Another key point of connecting with your audience is making your content fit the web. I’ve noticed that pastors tend to struggle with this at times. They are so used to having an introduction to set the stage for their points, that their posts come out that way almost by default. When it takes 4 paragraphs to get to the first point, the reader is either bored or has moved on. You have, at most, 15 seconds of reading time to connect with the reader. If you haven’t made your point in the first two paragraphs, you’ve likely lost your audience.

Here are a few bonus tips on writing for the web:

  • Use bulleted lists (like this one)
  • Use headers or subheadlines to separate longer bodies of text
  • Incorporate graphics if possible
  • Use correct grammar and punctuation
  • Try to include short, pithy statements in the post that can be tweeted by readers


This might be the most difficult part of blogging. We all have a work capacity. There is only so much we can get done in a day. And when we think we have extra time, something usually comes up and fills that time slot too.

That’s why having a structure or plan for your posts is helpful. Also calendaring your writing and blog time is beneficial. If your blog is related to your job, carve out time at work. Make it part of your work day. If it’s not part of your job, then it’s like anything else you have to find time for. If that weekly round of golf or time spent fishing on the lake can make it into your calendar, so can your writing time.

I have a routine for working with the different websites I manage. I know how long it takes to complete certain tasks over the last year, that time has decreased because it’s part of my routine now. The same will happen for you. A post that takes you an hour to start will likely be one that takes 20 minutes later down the road.

If you want to be successful at blogging, it will take time. But no one has more time in their day than you do. We all have 24 hours. How will you use that time to make your blog successful?


Of the four principles for successful blogging, this might be the easiest. Why? Because if you’re actually blogging, you will want to connect with readers. Talking about what you’ve written will come naturally.

So get to know your readers. Connect with them on social media platforms.

Also, connect with other bloggers who write on the same topics. When they have good content, share their posts. They will start to take notice and likely reciprocate the favor when they see something from you that they like.

Two of the blogs I manage saw incredible growth in 2012. One grew by 67%. The other saw a remarkable 178% increase in traffic.
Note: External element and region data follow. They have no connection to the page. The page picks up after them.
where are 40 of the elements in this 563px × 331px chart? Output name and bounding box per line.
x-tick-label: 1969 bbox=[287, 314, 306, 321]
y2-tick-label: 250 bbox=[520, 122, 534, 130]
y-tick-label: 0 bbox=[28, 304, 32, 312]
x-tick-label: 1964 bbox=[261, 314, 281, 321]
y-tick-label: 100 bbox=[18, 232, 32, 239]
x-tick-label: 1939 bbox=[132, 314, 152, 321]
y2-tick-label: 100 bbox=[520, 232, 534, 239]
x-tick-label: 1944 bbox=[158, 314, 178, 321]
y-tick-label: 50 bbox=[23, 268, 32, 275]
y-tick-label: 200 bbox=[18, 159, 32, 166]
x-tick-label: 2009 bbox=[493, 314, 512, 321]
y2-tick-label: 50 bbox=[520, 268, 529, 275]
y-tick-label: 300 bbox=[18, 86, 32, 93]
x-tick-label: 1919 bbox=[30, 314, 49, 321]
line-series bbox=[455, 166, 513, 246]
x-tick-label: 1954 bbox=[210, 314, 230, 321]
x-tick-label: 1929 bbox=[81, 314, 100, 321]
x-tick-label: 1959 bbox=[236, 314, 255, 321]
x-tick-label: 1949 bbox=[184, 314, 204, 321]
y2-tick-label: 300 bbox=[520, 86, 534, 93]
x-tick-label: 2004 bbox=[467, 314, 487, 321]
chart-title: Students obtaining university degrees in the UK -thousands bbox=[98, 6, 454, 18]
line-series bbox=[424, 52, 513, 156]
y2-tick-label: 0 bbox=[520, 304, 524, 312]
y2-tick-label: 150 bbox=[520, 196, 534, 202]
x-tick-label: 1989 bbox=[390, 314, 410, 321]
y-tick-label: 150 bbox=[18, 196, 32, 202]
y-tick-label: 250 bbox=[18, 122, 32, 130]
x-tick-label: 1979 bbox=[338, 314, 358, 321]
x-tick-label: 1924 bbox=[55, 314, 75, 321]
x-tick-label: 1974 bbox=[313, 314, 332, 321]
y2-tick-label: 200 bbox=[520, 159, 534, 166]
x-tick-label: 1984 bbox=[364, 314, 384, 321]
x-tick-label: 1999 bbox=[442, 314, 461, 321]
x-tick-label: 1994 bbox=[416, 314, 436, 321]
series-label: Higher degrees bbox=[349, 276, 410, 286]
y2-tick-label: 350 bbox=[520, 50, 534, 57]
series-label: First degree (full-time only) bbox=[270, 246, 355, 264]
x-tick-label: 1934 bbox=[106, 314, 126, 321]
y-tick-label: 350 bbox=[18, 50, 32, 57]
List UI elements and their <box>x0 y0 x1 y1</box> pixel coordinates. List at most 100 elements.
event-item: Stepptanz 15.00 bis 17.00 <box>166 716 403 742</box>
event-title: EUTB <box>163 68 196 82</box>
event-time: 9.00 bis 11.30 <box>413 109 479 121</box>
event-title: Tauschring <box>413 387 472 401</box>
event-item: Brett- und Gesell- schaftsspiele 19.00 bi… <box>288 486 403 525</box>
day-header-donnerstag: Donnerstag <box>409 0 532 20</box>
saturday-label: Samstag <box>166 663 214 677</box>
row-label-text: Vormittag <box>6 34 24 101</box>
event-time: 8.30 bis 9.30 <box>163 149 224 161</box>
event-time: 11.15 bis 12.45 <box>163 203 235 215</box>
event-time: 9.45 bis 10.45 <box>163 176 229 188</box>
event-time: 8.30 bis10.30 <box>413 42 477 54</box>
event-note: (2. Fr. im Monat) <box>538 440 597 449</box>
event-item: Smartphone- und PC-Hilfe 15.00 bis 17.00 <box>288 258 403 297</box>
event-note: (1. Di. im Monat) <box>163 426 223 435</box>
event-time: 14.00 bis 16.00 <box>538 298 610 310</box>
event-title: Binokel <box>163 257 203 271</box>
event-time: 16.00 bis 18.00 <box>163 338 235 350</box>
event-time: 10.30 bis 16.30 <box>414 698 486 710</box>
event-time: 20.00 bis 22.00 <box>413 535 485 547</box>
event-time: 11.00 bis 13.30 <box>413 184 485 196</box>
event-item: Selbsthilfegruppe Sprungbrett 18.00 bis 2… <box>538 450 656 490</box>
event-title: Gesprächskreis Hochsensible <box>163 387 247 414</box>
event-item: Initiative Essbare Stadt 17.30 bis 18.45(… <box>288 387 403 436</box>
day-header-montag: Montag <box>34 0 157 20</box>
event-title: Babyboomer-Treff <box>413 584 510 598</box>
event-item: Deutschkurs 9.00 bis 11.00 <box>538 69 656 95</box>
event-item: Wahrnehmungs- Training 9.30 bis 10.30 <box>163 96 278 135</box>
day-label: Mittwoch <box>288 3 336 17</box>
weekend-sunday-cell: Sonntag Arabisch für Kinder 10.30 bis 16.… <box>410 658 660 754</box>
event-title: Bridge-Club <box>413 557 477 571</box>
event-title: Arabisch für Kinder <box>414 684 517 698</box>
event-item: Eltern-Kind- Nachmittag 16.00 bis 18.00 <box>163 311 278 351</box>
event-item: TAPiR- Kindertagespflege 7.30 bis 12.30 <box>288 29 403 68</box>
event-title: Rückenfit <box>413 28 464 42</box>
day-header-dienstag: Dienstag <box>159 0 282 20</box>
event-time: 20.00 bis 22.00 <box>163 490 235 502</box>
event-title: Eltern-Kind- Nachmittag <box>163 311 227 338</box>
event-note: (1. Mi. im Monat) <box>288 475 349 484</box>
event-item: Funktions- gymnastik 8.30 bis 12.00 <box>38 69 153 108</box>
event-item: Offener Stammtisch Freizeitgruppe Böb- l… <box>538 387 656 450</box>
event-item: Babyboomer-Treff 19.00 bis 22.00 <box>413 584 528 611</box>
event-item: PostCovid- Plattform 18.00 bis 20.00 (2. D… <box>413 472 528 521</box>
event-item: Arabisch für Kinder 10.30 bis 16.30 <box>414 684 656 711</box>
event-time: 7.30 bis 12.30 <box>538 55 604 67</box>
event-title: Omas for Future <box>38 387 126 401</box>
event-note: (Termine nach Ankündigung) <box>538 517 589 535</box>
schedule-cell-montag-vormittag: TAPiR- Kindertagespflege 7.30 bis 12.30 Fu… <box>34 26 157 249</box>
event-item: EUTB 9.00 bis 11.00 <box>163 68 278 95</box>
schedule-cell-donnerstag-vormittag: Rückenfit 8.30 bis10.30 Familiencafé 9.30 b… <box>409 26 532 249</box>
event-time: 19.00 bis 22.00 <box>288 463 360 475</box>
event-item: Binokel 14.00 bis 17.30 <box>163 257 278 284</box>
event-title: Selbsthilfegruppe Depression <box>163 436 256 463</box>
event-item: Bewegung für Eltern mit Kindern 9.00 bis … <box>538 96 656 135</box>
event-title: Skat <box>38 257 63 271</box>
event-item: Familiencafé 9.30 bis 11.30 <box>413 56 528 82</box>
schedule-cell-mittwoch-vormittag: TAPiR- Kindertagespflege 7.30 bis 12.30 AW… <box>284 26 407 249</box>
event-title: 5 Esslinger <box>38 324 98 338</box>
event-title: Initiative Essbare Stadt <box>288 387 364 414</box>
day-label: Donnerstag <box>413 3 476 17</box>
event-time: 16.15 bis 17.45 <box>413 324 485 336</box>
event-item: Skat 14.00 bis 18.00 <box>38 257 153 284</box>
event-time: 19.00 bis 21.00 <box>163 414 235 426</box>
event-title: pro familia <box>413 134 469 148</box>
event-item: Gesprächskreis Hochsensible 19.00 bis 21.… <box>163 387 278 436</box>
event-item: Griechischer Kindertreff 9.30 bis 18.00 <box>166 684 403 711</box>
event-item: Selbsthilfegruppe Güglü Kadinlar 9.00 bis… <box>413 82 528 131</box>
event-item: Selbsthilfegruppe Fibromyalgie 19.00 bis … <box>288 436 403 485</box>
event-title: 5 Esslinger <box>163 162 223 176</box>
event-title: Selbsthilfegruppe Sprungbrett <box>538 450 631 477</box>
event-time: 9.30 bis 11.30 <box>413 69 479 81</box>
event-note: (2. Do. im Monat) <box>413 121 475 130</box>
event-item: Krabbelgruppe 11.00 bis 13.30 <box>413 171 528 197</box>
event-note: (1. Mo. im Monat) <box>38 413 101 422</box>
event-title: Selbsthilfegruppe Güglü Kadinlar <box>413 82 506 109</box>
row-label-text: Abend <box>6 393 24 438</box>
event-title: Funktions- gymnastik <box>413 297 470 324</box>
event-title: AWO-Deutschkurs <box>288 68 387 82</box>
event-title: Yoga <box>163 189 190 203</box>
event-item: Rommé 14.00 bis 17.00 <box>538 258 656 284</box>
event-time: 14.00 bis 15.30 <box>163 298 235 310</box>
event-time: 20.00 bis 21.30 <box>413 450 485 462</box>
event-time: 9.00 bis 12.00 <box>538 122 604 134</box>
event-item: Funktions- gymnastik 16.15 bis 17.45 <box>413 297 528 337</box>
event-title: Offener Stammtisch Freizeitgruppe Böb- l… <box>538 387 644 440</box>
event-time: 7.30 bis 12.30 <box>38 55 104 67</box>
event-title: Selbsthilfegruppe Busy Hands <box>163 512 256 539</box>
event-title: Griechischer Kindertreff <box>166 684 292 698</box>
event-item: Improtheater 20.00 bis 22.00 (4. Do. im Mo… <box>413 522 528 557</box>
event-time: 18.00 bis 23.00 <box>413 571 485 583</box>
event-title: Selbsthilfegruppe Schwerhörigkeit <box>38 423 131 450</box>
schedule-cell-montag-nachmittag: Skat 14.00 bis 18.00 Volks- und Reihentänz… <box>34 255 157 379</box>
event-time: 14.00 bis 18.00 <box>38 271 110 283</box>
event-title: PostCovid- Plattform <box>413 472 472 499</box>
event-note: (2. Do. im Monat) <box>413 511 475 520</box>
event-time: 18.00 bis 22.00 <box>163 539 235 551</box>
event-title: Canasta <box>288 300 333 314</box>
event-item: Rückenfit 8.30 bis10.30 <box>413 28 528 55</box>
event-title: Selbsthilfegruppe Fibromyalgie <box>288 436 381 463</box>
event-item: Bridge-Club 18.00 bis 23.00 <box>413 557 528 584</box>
But the difference in the workload from the previous year wasn’t anything big. It was these four small steps.

These four steps have worked with these bloggers and many more. And they can work for you. But remember, it’s not an overnight thing.

In his book Outliers, Malcolm Gladwell shares his principle of the 10,000 hour rule. Gladwell wrote that greatness requires not only a great amount of talent, but a great  amount of time as well. The 10,000 hours rule claims that the key to success in any field is, to a large extent, a matter of practicing a specific task for a total of around 10,000 hours.

I’m not to the 10,000 hour mark yet with blogging, but I’m getting close. And I can tell the difference. You will be able to as well.

If you’re interested in a book to help you with the basics of setting up your blog or to grow the one you already have, there is really only one book I would ever recommend: Platform by Michael Hyatt. It is the best resource for bloggers I have ever seen. Even for someone who works with this every day, I found loads of helpful information in the book. If you’re starting at square one, make this book your first purchase.